Since I have this great excuse to fill my fabric stash back up right now, I also have the perfect excuse to go back to formula.

I've been building on my dressmaking experiences one over the other since I started making my own garb 6-ish years ago. Iteration is my modus operandi, and I'm always looking at what I've made asking the question "what would I change if I did this again?" Back in November, I was confronted with a fundamental downside to going about things that way. Once I found something that worked, I moved on to other issues, but stopped evaluating that thing to determine if it really was still working, or really was the right thing to do. If it worked at the time, I moved on.

A few years ago, I made a lightweight, sleeveless fitted garment with a center front lace to wear as my bottom layer. It's a chemise on steroids. I call it a "short cotte" because it's only knee-length. This was before the Lengberg finds became common knowledge, but the ideas those bras have spawned is the same- an undergarment that does most of the support work, easing up on the load of the first cotte layer. When you have a large chest, sometimes it's just easier to get dressed when everything is already somewhat tamed.

My problem is that I feel really uncomfortable being out in public, among friends who like hugging me, without a bra. As a buxom girl, growing up in the Madonna era, bras were an important right of passage, and have become a habitual part of the way I move about in this world where gravity is king. It's weird to not wear one. So the extra support of a modern bra has really helped me feel at ease in my garb, physically and mentally, as I learn more and more about getting the support of my garb correct.

But it's a crutch, and has provided me an excuse to move on to improving the fit of all the outer layers.

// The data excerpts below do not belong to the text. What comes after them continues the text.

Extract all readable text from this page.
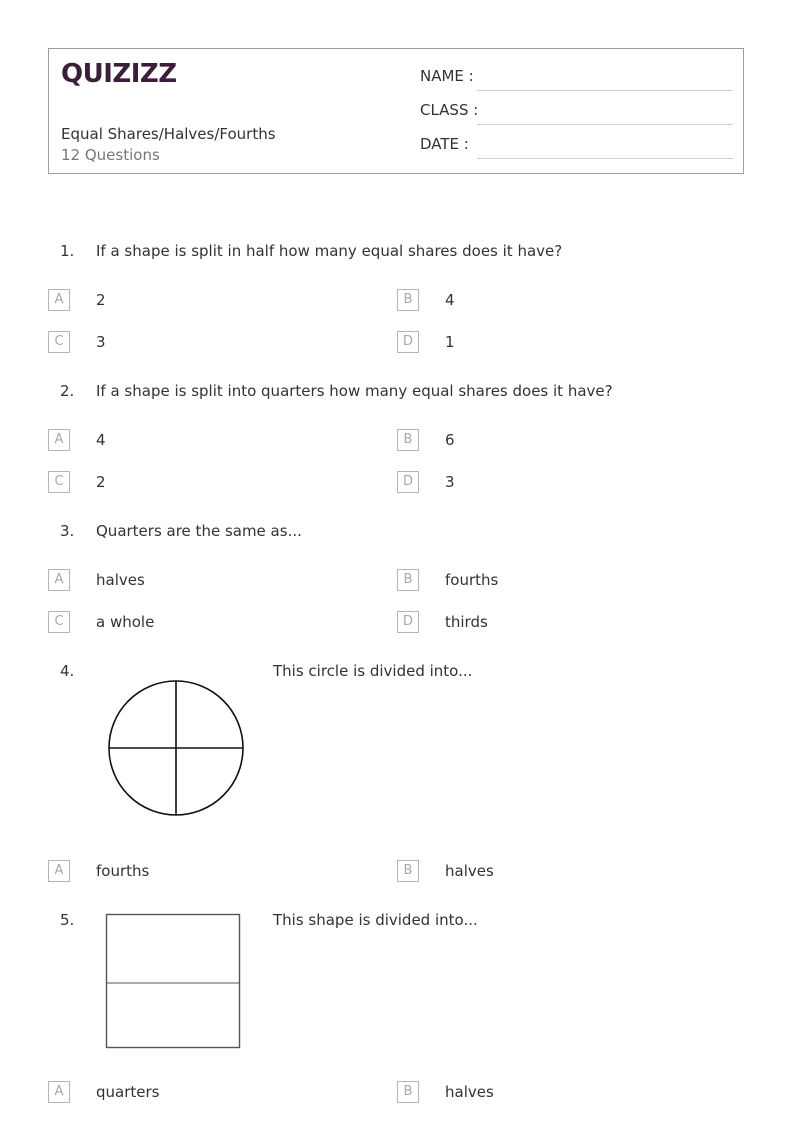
QUIZIZZ
Equal Shares/Halves/Fourths
12 Questions
NAME :
CLASS :
DATE :
1. If a shape is split in half how many equal shares does it have?
A	2	B	4
C	3	D	1
2. If a shape is split into quarters how many equal shares does it have?
A	4	B	6
C	2	D	3
3. Quarters are the same as...
A	halves	B	fourths
C	a whole	D	thirds
4.	This circle is divided into...
A	fourths	B	halves
5.	This shape is divided into...
A	quarters	B	halves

The bra/short cotte combo works. My outer garb fits relatively well as a result. But it's not right, and more importantly, I can do better.

So "back to formula" means getting rid of that crutch. I've learned so much in the years between when I decided to stop looking at my bottom support layers as an issue and now. It's time to admit that I never really solved the issue. It's time to iterate my underwear.

Looking ahead, the projects you're going to see from me this year are significantly less glamorous, and considerably more personal. Improving the ways I deal with chest support, through re-evaluating my layers and the way they fit and work in tandem, is my priority. Once I have a handle on that, I plan to create a brand-new "body block" pattern to further improve upon the successes of the symmetrical pattern I created at the end of 2014. Also on tape is set of sleeping garb based off male clothing of the 14th century consisting of a linen shirt, wool tunic, braies (or shorts), and hose with garters. I mentioned those before and I'm really keen on having those before the camping season starts this summer.

In addition to all this, a long-standing research project into the depictions of women in early-15th century French manuscripts is underway. I have already discovered some interesting things that I had overlooked in all these years of studying this period. I'm excited to share my findings with you through the coming months.

On the outside, here on the blog, this year might seem slow and quiet as compared to last year. Far fewer finished projects and fancy photos, and far more technical details and behind-the-scenes ministrations. But be assured I will continue to share all that I can without giving you too many embarrassing details. Because we all know Google search absolutely loves those.

I'm looking forward to this year and this working plan. I'm excited about starting over now that I am not a beginner anymore, and to being more confident in not only my abilities to sew dresses that work, but in my knowledge on the topic. It should be more good times ahead.